Some character missing in the result of Saving a PDF into HTML format(with browser Safari)

Hi

I am using Aspose PDF 17.8 to convert pdf file into HTML format
Here is my code for test:

String fileName = “Dropbox 新手指南.pdf”;
Document pdf = new Document(“custom/input/pdf/” + fileName);
new File(“custom/output/pdf/” + fileName + “/”).mkdirs();

for (int p = 1; p <= pdf.getPages().size(); p++) {
Document pageDoc = new Document();
pageDoc.getPages().add(pdf.getPages().get_Item§);
pageDoc.getPageInfo().setMargin(new MarginInfo(0, 0, 0, 0));

HtmlSaveOptions htmlSaveOps = new HtmlSaveOptions();
htmlSaveOps.RasterImagesSavingMode = HtmlSaveOptions.RasterImagesSavingModes.AsEmbeddedPartsOfPngPageBackground;
htmlSaveOps.FontSavingMode = HtmlSaveOptions.FontSavingModes.AlwaysSaveAsWOFF;
htmlSaveOps.PartsEmbeddingMode = HtmlSaveOptions.PartsEmbeddingModes.EmbedAllIntoHtml;
htmlSaveOps.LettersPositioningMethod = LettersPositioningMethods.UseEmUnitsAndCompensationOfRoundingErrorsInCss;
htmlSaveOps.setSplitIntoPages(false);
htmlSaveOps.setPreventGlyphsGrouping(true);

final StringBuilder htmlBuffer = new StringBuilder();
htmlSaveOps.CustomHtmlSavingStrategy = new HtmlSaveOptions.HtmlPageMarkupSavingStrategy() {
@Override
public void invoke(HtmlPageMarkupSavingInfo htmlSavingInfo) {
try {
htmlBuffer.append(IOUtils.toString(htmlSavingInfo.ContentStream, “utf8”));
} catch (Exception e) {
e.printStackTrace();
} finally {
IOUtils.closeQuietly(htmlSavingInfo.ContentStream);
}
}
};

String outHtmlFile = “SomeUnexistingFile.html”;
pageDoc.save(outHtmlFile, htmlSaveOps);
IOUtils.write(htmlBuffer.toString().getBytes(“UTF-8”),
new FileOutputStream(“custom/output/pdf/” + fileName + “/” + p + “.html”));
}

Issue:
This issue can only be observed in the specific browser: Safari
In the generated result, there are some character missing.
We found this might be something to do with the rendering from css script,
but we don’t know what’s going on in there.

Dropbox 新手指南.pdf (1.1 MB)
result-and-showing-css.zip (404.9 KB)

I uploaded the PDF file, one page of the results.
Please check the attachments, and this issue.

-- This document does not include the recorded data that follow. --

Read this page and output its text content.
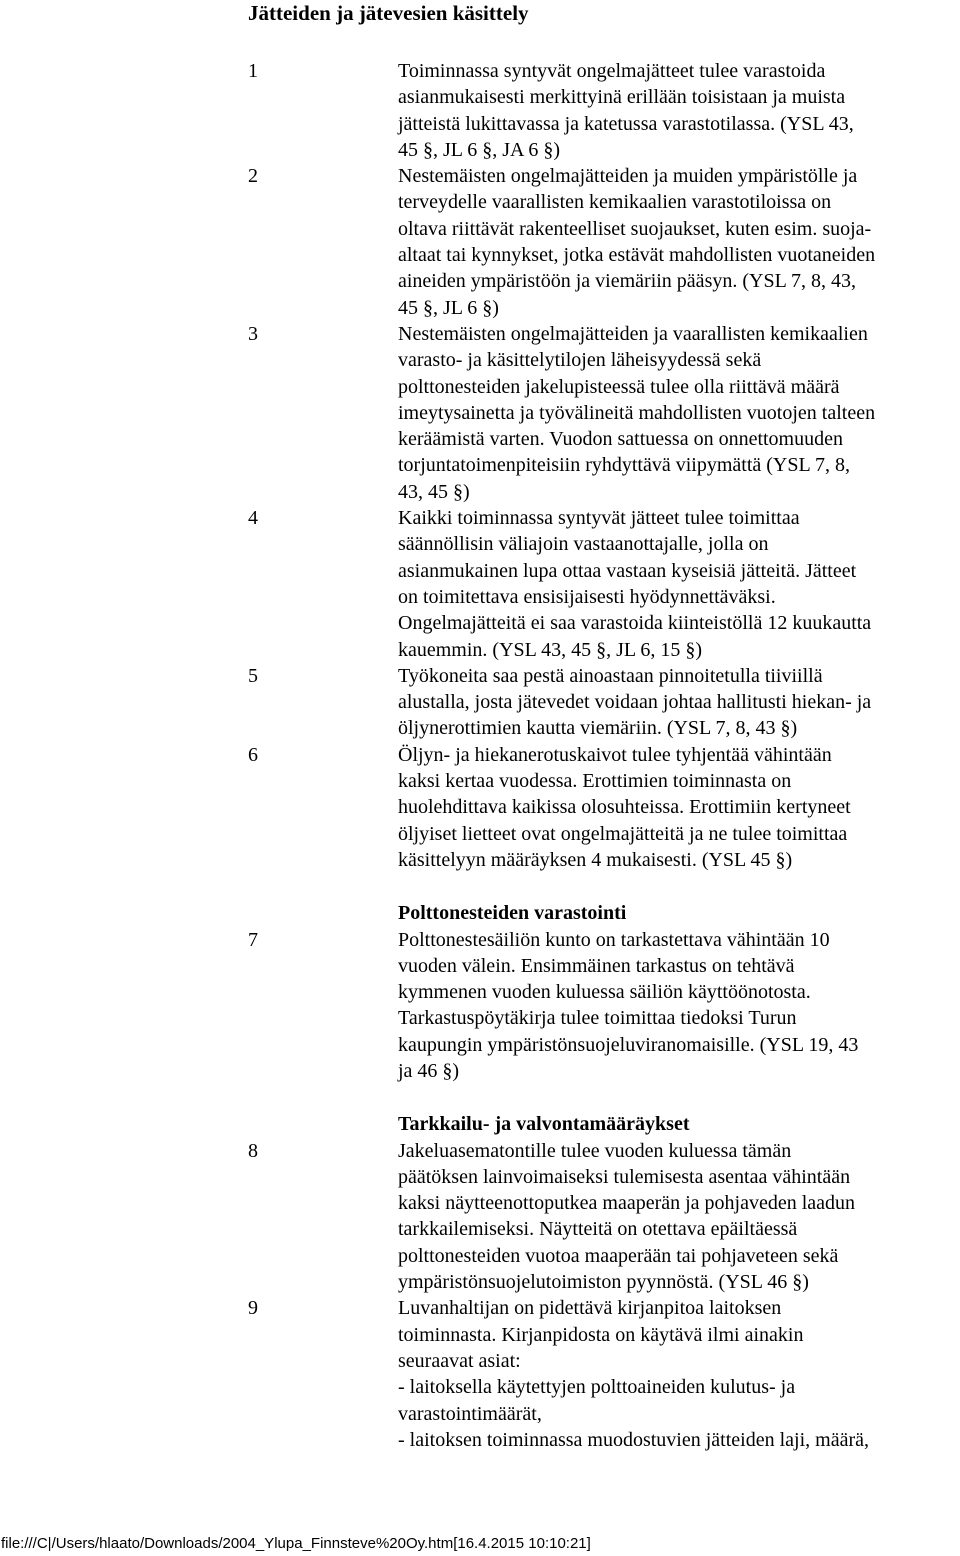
Jätteiden ja jätevesien käsittely
1	Toiminnassa syntyvät ongelmajätteet tulee varastoida
asianmukaisesti merkittyinä erillään toisistaan ja muista
jätteistä lukittavassa ja katetussa varastotilassa. (YSL 43,
45 §, JL 6 §, JA 6 §)
2	Nestemäisten ongelmajätteiden ja muiden ympäristölle ja
terveydelle vaarallisten kemikaalien varastotiloissa on
oltava riittävät rakenteelliset suojaukset, kuten esim. suoja-
altaat tai kynnykset, jotka estävät mahdollisten vuotaneiden
aineiden ympäristöön ja viemäriin pääsyn. (YSL 7, 8, 43,
45 §, JL 6 §)
3	Nestemäisten ongelmajätteiden ja vaarallisten kemikaalien
varasto- ja käsittelytilojen läheisyydessä sekä
polttonesteiden jakelupisteessä tulee olla riittävä määrä
imeytysainetta ja työvälineitä mahdollisten vuotojen talteen
keräämistä varten. Vuodon sattuessa on onnettomuuden
torjuntatoimenpiteisiin ryhdyttävä viipymättä (YSL 7, 8,
43, 45 §)
4	Kaikki toiminnassa syntyvät jätteet tulee toimittaa
säännöllisin väliajoin vastaanottajalle, jolla on
asianmukainen lupa ottaa vastaan kyseisiä jätteitä. Jätteet
on toimitettava ensisijaisesti hyödynnettäväksi.
Ongelmajätteitä ei saa varastoida kiinteistöllä 12 kuukautta
kauemmin. (YSL 43, 45 §, JL 6, 15 §)
5	Työkoneita saa pestä ainoastaan pinnoitetulla tiiviillä
alustalla, josta jätevedet voidaan johtaa hallitusti hiekan- ja
öljynerottimien kautta viemäriin. (YSL 7, 8, 43 §)
6	Öljyn- ja hiekanerotuskaivot tulee tyhjentää vähintään
kaksi kertaa vuodessa. Erottimien toiminnasta on
huolehdittava kaikissa olosuhteissa. Erottimiin kertyneet
öljyiset lietteet ovat ongelmajätteitä ja ne tulee toimittaa
käsittelyyn määräyksen 4 mukaisesti. (YSL 45 §)
Polttonesteiden varastointi
7	Polttonestesäiliön kunto on tarkastettava vähintään 10
vuoden välein. Ensimmäinen tarkastus on tehtävä
kymmenen vuoden kuluessa säiliön käyttöönotosta.
Tarkastuspöytäkirja tulee toimittaa tiedoksi Turun
kaupungin ympäristönsuojeluviranomaisille. (YSL 19, 43
ja 46 §)
Tarkkailu- ja valvontamääräykset
8	Jakeluasematontille tulee vuoden kuluessa tämän
päätöksen lainvoimaiseksi tulemisesta asentaa vähintään
kaksi näytteenottoputkea maaperän ja pohjaveden laadun
tarkkailemiseksi. Näytteitä on otettava epäiltäessä
polttonesteiden vuotoa maaperään tai pohjaveteen sekä
ympäristönsuojelutoimiston pyynnöstä. (YSL 46 §)
9	Luvanhaltijan on pidettävä kirjanpitoa laitoksen
toiminnasta. Kirjanpidosta on käytävä ilmi ainakin
seuraavat asiat:
- laitoksella käytettyjen polttoaineiden kulutus- ja
varastointimäärät,
- laitoksen toiminnassa muodostuvien jätteiden laji, määrä,
file:///C|/Users/hlaato/Downloads/2004_Ylupa_Finnsteve%20Oy.htm[16.4.2015 10:10:21]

Thank you

Craig

@craig.w.su

Thanks for contacting support.

We have tested the scenario while using your code snippet with Aspose.Pdf for Java 17.9 and were unable to notice missing characters issue. For your reference, we have attached an output and screenshot of HTML content opened in Safari browser.

Dropbox.png (53.5 KB)
7.zip (55.5 KB)

Please try again the scenario with latest version of the API and in case you still face any issue, please share your environment details (i.e OS Version, JDK Version, etc), so that we can test the scenario in specified environment and address it accordingly.

Hi
@asad.ali

I open the result from you, this issue still exits.
Please check Mac OS version, and Safari version in the attachment.

macOS.png (74.2 KB)
safari.png (78.6 KB)

Craig

@craig.w.su

Thanks for writing back.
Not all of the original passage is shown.